◇◆
Citing Data
Current publishing practice is to cite data sources in much the same manner that articles
and
books are cited, as part of a regular Bibliography or listed separately in
their own list.
Principles of Data Citation
The Force11
Joint
Declaration of Data Citation Principles
states (among other principles)
that:
- Data should be considered legitimate, citable products of research.
- Data citations should be accorded the same importance in the scholarly record as citations of other research objects, such as publications.
- In scholarly literature, whenever and wherever a claim relies upon data, the corresponding data should be cited.
- A data citation should include a persistent method for identification that is machine actionable, globally unique, and widely used by a community.
- Data citations should facilitate identification of, access to, and verification of the specific data that support a claim. Citations or citation metadata should include information about provenance and fixity sufficient to facilitate verifying that the specific timeslice, version, and/or granular portion of data retrieved subsequently is the same as was originally cited.
Data Citations in NISO STS
The STS citation models are adequate to record most current practice in citing data
even though
data sets, protein sequences, and spreadsheets (to name a few data examples) are not
tagged as
uniformly by the industry as are cited journals and books.
Specific STS structures that can assist in
preserving data source information in a citation include:
-
<data-title> — The formal title or name of a cited data
source (or a component of a cited data source) such as a dataset or protein structure.
Since datasets can contain very complex relationships for citing data, both the <source> element and the <data-title> element may be needed within a single citation to describe different levels of the data source. The <data-title> is typically used as an equivalent of an article title (<article-title>).
-
<version> — A full version
statement, which may be only a number, for data or software that is cited or described.

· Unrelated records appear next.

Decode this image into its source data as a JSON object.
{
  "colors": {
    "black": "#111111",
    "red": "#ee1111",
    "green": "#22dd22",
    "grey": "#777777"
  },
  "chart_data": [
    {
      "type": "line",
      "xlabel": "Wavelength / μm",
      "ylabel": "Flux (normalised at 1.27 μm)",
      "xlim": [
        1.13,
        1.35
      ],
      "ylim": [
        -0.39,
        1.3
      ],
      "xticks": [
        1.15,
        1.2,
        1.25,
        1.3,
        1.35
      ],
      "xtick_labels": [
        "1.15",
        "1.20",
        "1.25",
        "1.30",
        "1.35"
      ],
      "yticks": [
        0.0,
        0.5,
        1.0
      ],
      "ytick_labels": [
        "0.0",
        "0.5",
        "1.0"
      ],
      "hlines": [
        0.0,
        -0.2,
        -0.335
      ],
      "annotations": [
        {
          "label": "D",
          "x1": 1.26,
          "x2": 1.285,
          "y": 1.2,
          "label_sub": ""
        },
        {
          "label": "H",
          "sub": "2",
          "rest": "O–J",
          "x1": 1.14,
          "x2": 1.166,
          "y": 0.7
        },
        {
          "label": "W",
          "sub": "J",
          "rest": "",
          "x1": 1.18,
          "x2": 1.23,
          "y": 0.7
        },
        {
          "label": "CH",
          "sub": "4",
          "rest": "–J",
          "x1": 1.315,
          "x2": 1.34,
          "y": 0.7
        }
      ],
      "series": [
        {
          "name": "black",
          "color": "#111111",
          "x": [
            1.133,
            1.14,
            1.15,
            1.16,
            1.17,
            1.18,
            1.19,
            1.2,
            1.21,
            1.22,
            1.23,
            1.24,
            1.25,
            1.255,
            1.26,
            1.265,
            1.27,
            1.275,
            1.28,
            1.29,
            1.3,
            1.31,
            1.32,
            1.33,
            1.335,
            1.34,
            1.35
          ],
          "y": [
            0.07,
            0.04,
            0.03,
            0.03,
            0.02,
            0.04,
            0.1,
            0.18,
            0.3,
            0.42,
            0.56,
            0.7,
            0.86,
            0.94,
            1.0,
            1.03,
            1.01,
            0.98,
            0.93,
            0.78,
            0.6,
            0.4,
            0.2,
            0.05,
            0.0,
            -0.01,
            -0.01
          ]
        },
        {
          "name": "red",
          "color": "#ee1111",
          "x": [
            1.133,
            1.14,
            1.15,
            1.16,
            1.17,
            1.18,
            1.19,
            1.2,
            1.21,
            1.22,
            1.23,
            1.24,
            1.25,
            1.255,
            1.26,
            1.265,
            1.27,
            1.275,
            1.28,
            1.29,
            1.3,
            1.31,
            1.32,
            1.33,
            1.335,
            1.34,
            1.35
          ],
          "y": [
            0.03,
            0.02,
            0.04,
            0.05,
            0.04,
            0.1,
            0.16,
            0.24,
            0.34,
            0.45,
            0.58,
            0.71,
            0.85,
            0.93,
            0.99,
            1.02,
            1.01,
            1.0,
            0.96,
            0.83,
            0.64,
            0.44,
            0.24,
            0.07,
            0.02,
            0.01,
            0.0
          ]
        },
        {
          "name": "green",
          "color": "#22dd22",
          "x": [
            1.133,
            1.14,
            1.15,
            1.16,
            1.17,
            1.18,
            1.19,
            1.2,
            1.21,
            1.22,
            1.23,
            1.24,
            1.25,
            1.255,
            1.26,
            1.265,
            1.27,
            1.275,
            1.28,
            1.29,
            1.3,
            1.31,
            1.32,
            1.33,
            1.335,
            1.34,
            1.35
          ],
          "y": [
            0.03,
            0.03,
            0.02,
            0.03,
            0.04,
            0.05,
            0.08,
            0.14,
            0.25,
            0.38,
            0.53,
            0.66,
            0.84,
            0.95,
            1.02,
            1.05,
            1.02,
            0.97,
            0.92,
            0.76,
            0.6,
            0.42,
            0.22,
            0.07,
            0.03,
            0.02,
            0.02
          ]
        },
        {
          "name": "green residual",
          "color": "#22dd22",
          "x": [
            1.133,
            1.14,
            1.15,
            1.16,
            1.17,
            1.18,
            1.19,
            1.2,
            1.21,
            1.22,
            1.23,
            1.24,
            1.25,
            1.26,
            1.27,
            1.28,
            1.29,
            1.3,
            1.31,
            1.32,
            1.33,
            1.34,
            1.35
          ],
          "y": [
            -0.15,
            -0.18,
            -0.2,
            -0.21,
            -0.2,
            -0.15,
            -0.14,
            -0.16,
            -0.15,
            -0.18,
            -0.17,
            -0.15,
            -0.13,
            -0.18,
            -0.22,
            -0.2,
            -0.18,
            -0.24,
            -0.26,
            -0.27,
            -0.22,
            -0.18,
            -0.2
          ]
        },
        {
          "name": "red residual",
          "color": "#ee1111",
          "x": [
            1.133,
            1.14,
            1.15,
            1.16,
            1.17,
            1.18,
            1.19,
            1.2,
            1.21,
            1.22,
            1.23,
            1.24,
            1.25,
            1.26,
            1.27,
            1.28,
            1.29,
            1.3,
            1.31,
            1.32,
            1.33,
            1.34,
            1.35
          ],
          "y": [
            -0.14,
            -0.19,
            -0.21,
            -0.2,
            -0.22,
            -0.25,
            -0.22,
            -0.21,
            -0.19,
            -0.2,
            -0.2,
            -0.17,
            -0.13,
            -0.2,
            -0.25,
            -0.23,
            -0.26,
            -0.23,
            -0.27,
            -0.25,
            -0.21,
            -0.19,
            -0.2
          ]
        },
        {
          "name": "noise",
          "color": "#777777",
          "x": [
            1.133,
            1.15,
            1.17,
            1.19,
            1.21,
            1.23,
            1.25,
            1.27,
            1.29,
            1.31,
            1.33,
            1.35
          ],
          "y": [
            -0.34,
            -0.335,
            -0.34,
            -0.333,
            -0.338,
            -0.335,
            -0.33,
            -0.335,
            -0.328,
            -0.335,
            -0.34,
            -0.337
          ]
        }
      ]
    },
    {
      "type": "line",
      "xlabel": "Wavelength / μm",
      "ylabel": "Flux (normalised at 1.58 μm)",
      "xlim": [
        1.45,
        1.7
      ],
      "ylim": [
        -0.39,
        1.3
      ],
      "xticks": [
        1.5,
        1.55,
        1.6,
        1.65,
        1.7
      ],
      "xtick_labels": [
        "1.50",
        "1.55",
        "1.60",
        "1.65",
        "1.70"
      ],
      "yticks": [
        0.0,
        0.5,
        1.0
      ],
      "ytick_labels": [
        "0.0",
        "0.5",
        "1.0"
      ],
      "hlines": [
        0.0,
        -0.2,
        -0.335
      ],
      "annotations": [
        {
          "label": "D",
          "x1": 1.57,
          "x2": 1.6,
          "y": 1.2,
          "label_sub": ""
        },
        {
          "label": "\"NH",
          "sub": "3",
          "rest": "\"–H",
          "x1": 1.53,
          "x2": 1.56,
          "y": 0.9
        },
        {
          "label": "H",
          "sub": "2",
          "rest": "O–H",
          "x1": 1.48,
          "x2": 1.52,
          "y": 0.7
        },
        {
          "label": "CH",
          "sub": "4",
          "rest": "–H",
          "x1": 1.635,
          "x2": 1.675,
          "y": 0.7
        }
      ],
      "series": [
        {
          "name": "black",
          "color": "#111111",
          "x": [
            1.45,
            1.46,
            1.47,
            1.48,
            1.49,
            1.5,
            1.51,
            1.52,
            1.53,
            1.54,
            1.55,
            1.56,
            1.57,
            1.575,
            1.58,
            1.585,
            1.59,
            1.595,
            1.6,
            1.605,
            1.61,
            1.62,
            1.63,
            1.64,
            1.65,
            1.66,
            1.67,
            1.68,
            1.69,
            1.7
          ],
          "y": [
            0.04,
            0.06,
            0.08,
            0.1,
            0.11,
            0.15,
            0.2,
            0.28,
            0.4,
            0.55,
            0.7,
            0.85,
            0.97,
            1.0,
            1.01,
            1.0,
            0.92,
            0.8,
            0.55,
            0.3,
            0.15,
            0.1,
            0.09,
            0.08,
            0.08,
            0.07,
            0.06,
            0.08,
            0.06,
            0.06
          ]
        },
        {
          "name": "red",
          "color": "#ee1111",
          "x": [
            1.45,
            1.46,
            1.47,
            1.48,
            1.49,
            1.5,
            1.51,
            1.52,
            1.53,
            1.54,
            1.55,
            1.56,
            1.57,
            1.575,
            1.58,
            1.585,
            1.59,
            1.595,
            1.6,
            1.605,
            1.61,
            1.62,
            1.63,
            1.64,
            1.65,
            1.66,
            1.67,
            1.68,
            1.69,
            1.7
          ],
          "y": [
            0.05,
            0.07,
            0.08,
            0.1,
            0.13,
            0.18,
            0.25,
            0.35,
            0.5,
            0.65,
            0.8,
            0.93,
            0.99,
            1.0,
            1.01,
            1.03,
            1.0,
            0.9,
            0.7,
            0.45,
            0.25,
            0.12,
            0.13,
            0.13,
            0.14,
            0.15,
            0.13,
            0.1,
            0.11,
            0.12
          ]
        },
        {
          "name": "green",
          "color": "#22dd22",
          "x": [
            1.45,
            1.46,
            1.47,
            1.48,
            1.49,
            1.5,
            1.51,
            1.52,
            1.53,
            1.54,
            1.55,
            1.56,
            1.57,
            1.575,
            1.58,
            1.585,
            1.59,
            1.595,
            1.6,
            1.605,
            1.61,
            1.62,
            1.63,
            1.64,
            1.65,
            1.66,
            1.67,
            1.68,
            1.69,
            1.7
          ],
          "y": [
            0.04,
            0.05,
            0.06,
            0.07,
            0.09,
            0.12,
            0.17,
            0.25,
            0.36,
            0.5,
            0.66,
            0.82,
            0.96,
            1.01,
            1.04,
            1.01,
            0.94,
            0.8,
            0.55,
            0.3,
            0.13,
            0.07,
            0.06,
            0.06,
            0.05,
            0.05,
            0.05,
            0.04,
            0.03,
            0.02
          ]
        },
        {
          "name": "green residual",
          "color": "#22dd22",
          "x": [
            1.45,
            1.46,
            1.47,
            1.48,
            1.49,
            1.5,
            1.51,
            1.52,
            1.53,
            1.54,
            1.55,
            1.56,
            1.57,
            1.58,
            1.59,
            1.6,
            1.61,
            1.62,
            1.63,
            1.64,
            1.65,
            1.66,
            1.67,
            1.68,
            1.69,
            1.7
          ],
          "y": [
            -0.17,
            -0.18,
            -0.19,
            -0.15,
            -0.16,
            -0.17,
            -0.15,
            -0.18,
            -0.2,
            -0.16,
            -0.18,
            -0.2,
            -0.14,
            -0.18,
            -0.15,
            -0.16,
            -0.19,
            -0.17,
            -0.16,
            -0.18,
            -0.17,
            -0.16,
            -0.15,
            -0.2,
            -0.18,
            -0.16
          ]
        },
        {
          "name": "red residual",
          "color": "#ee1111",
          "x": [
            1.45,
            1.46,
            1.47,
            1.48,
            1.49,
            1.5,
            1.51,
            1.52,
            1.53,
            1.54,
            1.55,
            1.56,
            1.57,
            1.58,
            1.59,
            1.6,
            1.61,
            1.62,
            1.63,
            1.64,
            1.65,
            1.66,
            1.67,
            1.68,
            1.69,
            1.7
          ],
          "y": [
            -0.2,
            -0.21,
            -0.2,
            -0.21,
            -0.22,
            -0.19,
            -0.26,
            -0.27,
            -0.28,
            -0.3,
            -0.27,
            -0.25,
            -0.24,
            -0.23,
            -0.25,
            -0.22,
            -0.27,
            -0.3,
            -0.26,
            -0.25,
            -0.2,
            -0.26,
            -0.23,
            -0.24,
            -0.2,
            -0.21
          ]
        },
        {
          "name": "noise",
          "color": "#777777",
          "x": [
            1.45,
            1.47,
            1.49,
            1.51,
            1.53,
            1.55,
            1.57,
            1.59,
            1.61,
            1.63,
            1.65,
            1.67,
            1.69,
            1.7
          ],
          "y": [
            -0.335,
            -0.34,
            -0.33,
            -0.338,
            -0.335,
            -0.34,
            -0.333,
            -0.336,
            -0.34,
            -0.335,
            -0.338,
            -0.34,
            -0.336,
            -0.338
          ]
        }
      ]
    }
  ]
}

The content of this element may be a simple version number (such as “<version>16</version>” or “<version>XII</version>”). More complex version statements may contain a textual statement including dates that the dataset covers. Whether or not the content is more than a simple number, the @designator attribute of this element can be used to hold the simple numerical or alphabetic version number, if there is such a number: <version designator="16.2">16th version, second release</version>.
Describing how the Data Files were Used
For the purposes of citing data sources, three different
uses of the data associated with a standards document can be recognized:
- Generated Data: Included or referenced external data generated in the course of the study on which the standard or part of the standard is based.
- Analyzed Data: Referenced data analyzed in the course of the study for the standard, but not generated for the study. This may include publicly available datasets.
- Non-analyzed Data: Referenced data neither generated nor analyzed during the study.
The @use-type attribute (again on either
<mixed-citation> or <element-citation>)
may be set to explain how the data has been used in the research that led to the
article, for example, for distinguishing between:
“generated-data”, “analyzed-data”,
and “non-analyzed-data” (referenced data).